Without the ability to boil water you could not have civilization. No paper, or pencils or ink: no electricity, powered presses, sterilization or ham sandwiches. It’s what separates us from the apes. Apes don’t boil water.
I would agree with this but narrowing it down a bit to the ability to transport and carry water.
Yes, that is a major factor, but I believe you need to add fire and the container to get civilization.
Thirded.
Human memory sucks. Writing allows knowledge permanence, transfer, and accumulation.
Writing allows knowledge permanence, transfer, and accumulation.
Agreed, but for it’s use to be wide spread required boiling water. No boiling water no ink or paper.
Should we maybe go back a little bit further, and say that language was the invention that underpins everything else? Writing is just a way of using symbols to represent it in some fashion.

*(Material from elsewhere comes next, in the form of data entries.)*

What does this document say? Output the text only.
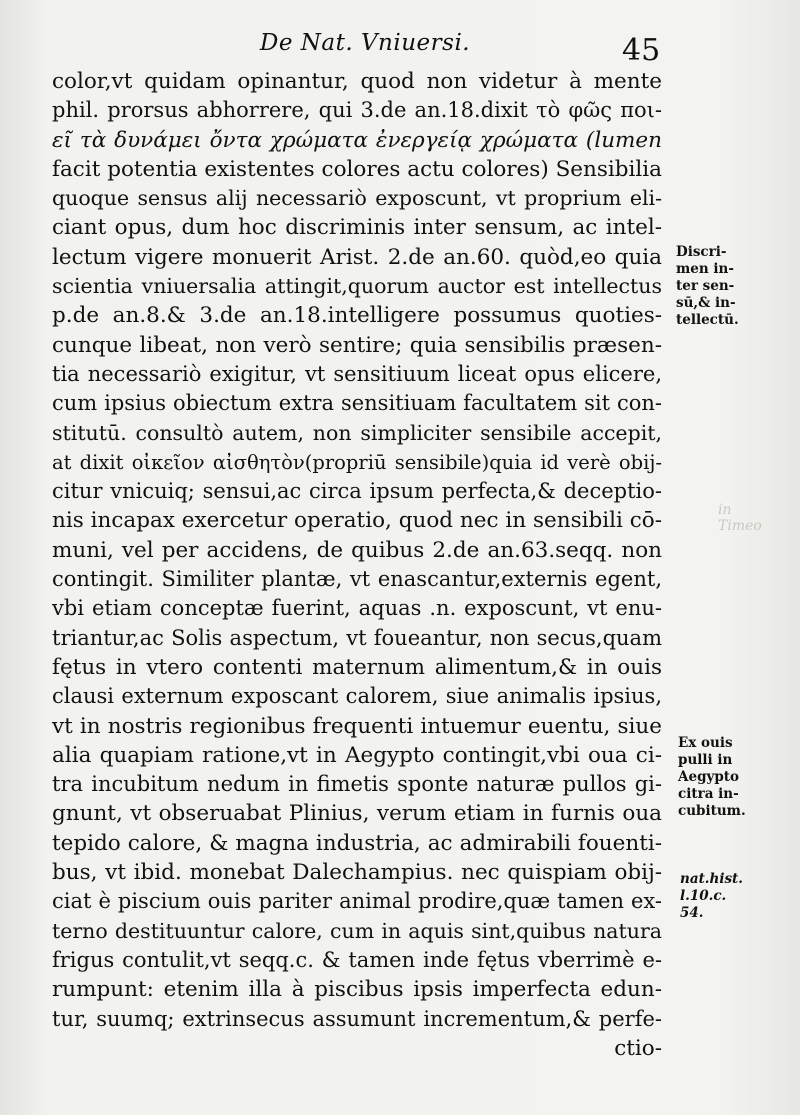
De Nat. Vniuersi.	45
color,vt quidam opinantur, quod non videtur à mente
phil. prorsus abhorrere, qui 3.de an.18.dixit τὸ φῶς ποι-
εῖ τὰ δυνάμει ὄντα χρώματα ἐνεργείᾳ χρώματα (lumen
facit potentia existentes colores actu colores) Sensibilia
quoque sensus alij necessariò exposcunt, vt proprium eli-
ciant opus, dum hoc discriminis inter sensum, ac intel-
lectum vigere monuerit Arist. 2.de an.60. quòd,eo quia
scientia vniuersalia attingit,quorum auctor est intellectus
p.de an.8.& 3.de an.18.intelligere possumus quoties-
cunque libeat, non verò sentire; quia sensibilis præsen-
tia necessariò exigitur, vt sensitiuum liceat opus elicere,
cum ipsius obiectum extra sensitiuam facultatem sit con-
stitutū. consultò autem, non simpliciter sensibile accepit,
at dixit οἰκεῖον αἰσθητὸν(propriū sensibile)quia id verè obij-
citur vnicuiq; sensui,ac circa ipsum perfecta,& deceptio-
nis incapax exercetur operatio, quod nec in sensibili cō-
muni, vel per accidens, de quibus 2.de an.63.seqq. non
contingit. Similiter plantæ, vt enascantur,externis egent,
vbi etiam conceptæ fuerint, aquas .n. exposcunt, vt enu-
triantur,ac Solis aspectum, vt foueantur, non secus,quam
fętus in vtero contenti maternum alimentum,& in ouis
clausi externum exposcant calorem, siue animalis ipsius,
vt in nostris regionibus frequenti intuemur euentu, siue
alia quapiam ratione,vt in Aegypto contingit,vbi oua ci-
tra incubitum nedum in fimetis sponte naturæ pullos gi-
gnunt, vt obseruabat Plinius, verum etiam in furnis oua
tepido calore, & magna industria, ac admirabili fouenti-
bus, vt ibid. monebat Dalechampius. nec quispiam obij-
ciat è piscium ouis pariter animal prodire,quæ tamen ex-
terno destituuntur calore, cum in aquis sint,quibus natura
frigus contulit,vt seqq.c. & tamen inde fętus vberrimè e-
rumpunt: etenim illa à piscibus ipsis imperfecta edun-
tur, suumq; extrinsecus assumunt incrementum,& perfe-
ctio-
Discri-
men in-
ter sen-
sū,& in-
tellectū.
Ex ouis
pulli in
Aegypto
citra in-
cubitum.
nat.hist.
l.10.c.
54.
in Timeo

Writing allows knowledge permanence, transfer, and accumulation
The OP seeks the one thing that is basic to civilization. Does your post imply that civilization did not exist prior to the invention of writing.
underpins everything else? Writing is just a way of using symbols to represent it in some fashion
Wouldn’t language be more a product of evolution than invention?
How should we define civilization in its most basic form? Possibly the invention of God as a model for humanity. This would become our operating system common to our civilization.
Possibly the invention of God
How is that relevant to civilization? More of a hinderance than mission-critical invention.
Wouldn’t language be more a product of evolution than invention?
ISTM it is akin to the question of did we invent math or discover math? I think discover.
Which is why my money is on paper as the critical invention. Sure, you need language to use it but not sure language is an invention. And without paper language helps but doesn’t really do the heavy lift of building a global civilization. If there was no paper to help disseminate ideas and pass knowledge to future generations we’d all still be living in caves in isolated groups each with their own language and telling stories around the campfire.
If there was no paper to help disseminate ideas and pass knowledge to future generations we’d all still be living in caves in isolated groups each with their own language and telling stories around the campfire.
Ah, finally, a logical argument that explains why the Incan empire didn’t exist.